Thursday, 5 October 2017

Upcycling project: Make Do and Mend meets modern technology!

I like wrapping up warm in cosy layers for autumn and winter, but I always end up with cold hands because I'm having to pull my gloves off to use my phone. Some shops do sell smartphone-compatible woolly gloves, but I prefer fitted leather (or faux equivalent) gloves, and I already have about a dozen pairs, so I really don't need any more! (Please don't judge me, some of them were gifts!)

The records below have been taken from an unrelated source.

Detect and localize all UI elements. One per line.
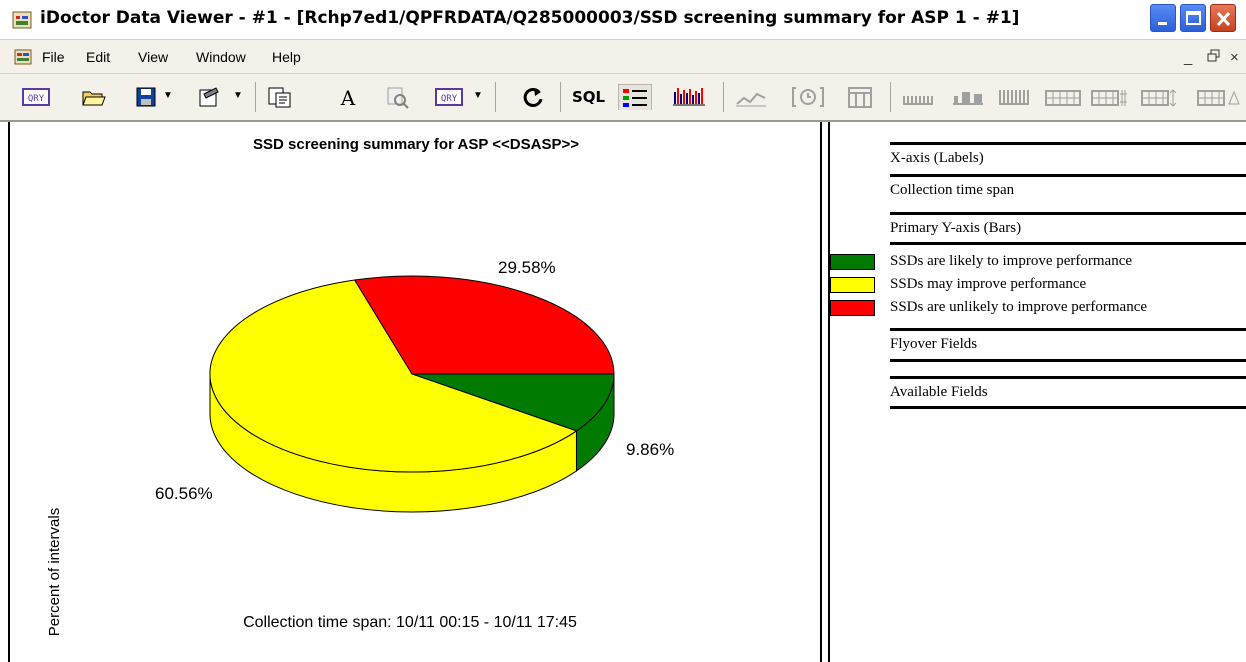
grid-bars-scale-icon[interactable] — [1140, 84, 1180, 110]
pie-label-may: 60.56% — [155, 484, 213, 503]
mdi-minimize-button[interactable]: _ — [1184, 49, 1192, 66]
line-chart-icon[interactable] — [734, 84, 768, 110]
toolbar: QRY ▼ ▼ A QRY ▼ SQL — [0, 74, 1246, 122]
bar-chart-icon[interactable] — [672, 84, 706, 110]
pane-splitter[interactable] — [820, 122, 830, 662]
toolbar-separator — [890, 82, 891, 112]
menu-help[interactable]: Help — [272, 49, 301, 65]
x-axis-section-header[interactable]: X-axis (Labels) — [890, 142, 1246, 176]
available-section-header[interactable]: Available Fields — [890, 376, 1246, 410]
menu-edit[interactable]: Edit — [86, 49, 110, 65]
menu-view[interactable]: View — [138, 49, 168, 65]
flyover-section-header-label: Flyover Fields — [890, 336, 978, 352]
find-icon[interactable] — [384, 84, 412, 110]
x-axis-section-header-label: X-axis (Labels) — [890, 150, 984, 166]
svg-text:QRY: QRY — [441, 94, 458, 104]
minimize-button[interactable] — [1150, 4, 1176, 32]
query-dropdown-icon[interactable]: QRY — [434, 84, 464, 110]
toolbar-separator — [723, 82, 724, 112]
legend-swatch-may — [830, 277, 875, 293]
query-dropdown-arrow-icon[interactable]: ▼ — [473, 90, 483, 101]
primary-y-section-header-label: Primary Y-axis (Bars) — [890, 220, 1022, 236]
open-folder-icon[interactable] — [80, 84, 106, 110]
grid-bars-icon[interactable] — [1044, 84, 1082, 110]
maximize-button[interactable] — [1180, 4, 1206, 32]
legend-label-unlikely: SSDs are unlikely to improve performance — [890, 299, 1148, 315]
pie-label-unlikely: 29.58% — [498, 258, 556, 277]
copy-icon[interactable] — [266, 84, 294, 110]
maximize-icon — [1186, 11, 1201, 25]
pie-label-likely: 9.86% — [626, 440, 675, 459]
grid-bars-axis-icon[interactable] — [1196, 84, 1246, 110]
mdi-close-button[interactable]: × — [1230, 49, 1239, 66]
legend-label-likely: SSDs are likely to improve performance — [890, 253, 1133, 269]
pie-chart[interactable] — [10, 122, 822, 662]
menu-bar: File Edit View Window Help _ × — [0, 40, 1246, 74]
divider — [890, 406, 1246, 409]
properties-dropdown-arrow-icon[interactable]: ▼ — [233, 90, 243, 101]
x-axis-label: Collection time span: 10/11 00:15 - 10/1… — [243, 614, 577, 631]
legend-pane: X-axis (Labels) Collection time span Pri… — [830, 122, 1246, 662]
legend-swatch-likely — [830, 254, 875, 270]
clock-icon[interactable] — [790, 84, 826, 110]
app-icon — [12, 11, 32, 29]
close-icon — [1216, 11, 1231, 27]
menu-window[interactable]: Window — [196, 49, 246, 65]
toolbar-separator — [255, 82, 256, 112]
svg-text:QRY: QRY — [28, 94, 45, 104]
refresh-icon[interactable] — [520, 84, 546, 110]
window-title: iDoctor Data Viewer - #1 - [Rchp7ed1/QPF… — [40, 8, 1020, 28]
document-icon[interactable] — [14, 49, 32, 65]
properties-icon[interactable] — [196, 84, 222, 110]
toolbar-separator — [495, 82, 496, 112]
x-axis-field[interactable]: Collection time span — [890, 174, 1246, 214]
save-icon[interactable] — [134, 84, 158, 110]
thin-bars-icon[interactable] — [900, 84, 936, 110]
save-dropdown-arrow-icon[interactable]: ▼ — [163, 90, 173, 101]
stacked-bars-icon[interactable] — [996, 84, 1032, 110]
close-button[interactable] — [1210, 4, 1236, 32]
minimize-icon — [1158, 22, 1167, 25]
font-icon[interactable]: A — [336, 84, 360, 110]
title-bar: iDoctor Data Viewer - #1 - [Rchp7ed1/QPF… — [0, 0, 1246, 40]
mdi-restore-button[interactable] — [1207, 49, 1221, 67]
legend-label-may: SSDs may improve performance — [890, 276, 1087, 292]
menu-file[interactable]: File — [42, 49, 65, 65]
legend-swatch-unlikely — [830, 300, 875, 316]
sql-button[interactable]: SQL — [572, 88, 605, 106]
divider — [890, 242, 1246, 245]
calendar-icon[interactable] — [846, 84, 874, 110]
grid-bars-sort-icon[interactable] — [1090, 84, 1130, 110]
x-axis-field-label: Collection time span — [890, 182, 1015, 198]
restore-icon — [1207, 49, 1220, 62]
divider — [890, 359, 1246, 362]
legend-toggle-icon[interactable] — [618, 84, 652, 110]
available-section-header-label: Available Fields — [890, 384, 988, 400]
toolbar-separator — [560, 82, 561, 112]
query-icon[interactable]: QRY — [20, 84, 52, 110]
chart-pane: SSD screening summary for ASP <<DSASP>> … — [8, 122, 820, 662]
svg-text:A: A — [340, 86, 356, 110]
wide-bars-icon[interactable] — [950, 84, 986, 110]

I have a couple of older pairs with worn fingertips, so I decided to darn these with conductive thread, to make them stronger as well as smartphone friendly. I bought a bobbin of conductive thread online, there's enough thread on it for several pairs of gloves. I have a vintage tool for glove darning (to fill out the fingers so I don't accidentally sew them closed), but a chunky pen, or a spoon handle, would work just as well.

The thread needs to come into contact with your fingers as well as the touch-screen of your phone, so I needed to make sure my stitches went all the way through the fabric of the gloves. As well as darning over the hole in the thumb of this pair of gloves, I stitched a patch on the other thumb and both forefingers as well. I spent a couple of minutes swiping through some apps on my phone first, to work out which part of my finger came into contact with the screen to make sure I stitched the right area of the fingertips on the gloves.

To strengthen the worn fingertips and ensure the conductive thread patch would definitely work, these horizontal stitches also run parallel on the inside of the glove.

The vertical stitches catch the longer threads firmly to the glove, creating a dense patch that will make contact with my finger and the phone, and won't unravel or get caught on anything.

It was really satisfying using my phone with gloves on when they were done! I might not have quite enough dexterity to type a text wearing gloves, but I can use the camera, change my music or answer a call.

1 comment:

  1. Now, that's a really great idea! Thanks for sharing. Did you use a regular needle, btw, or a triangular leather one?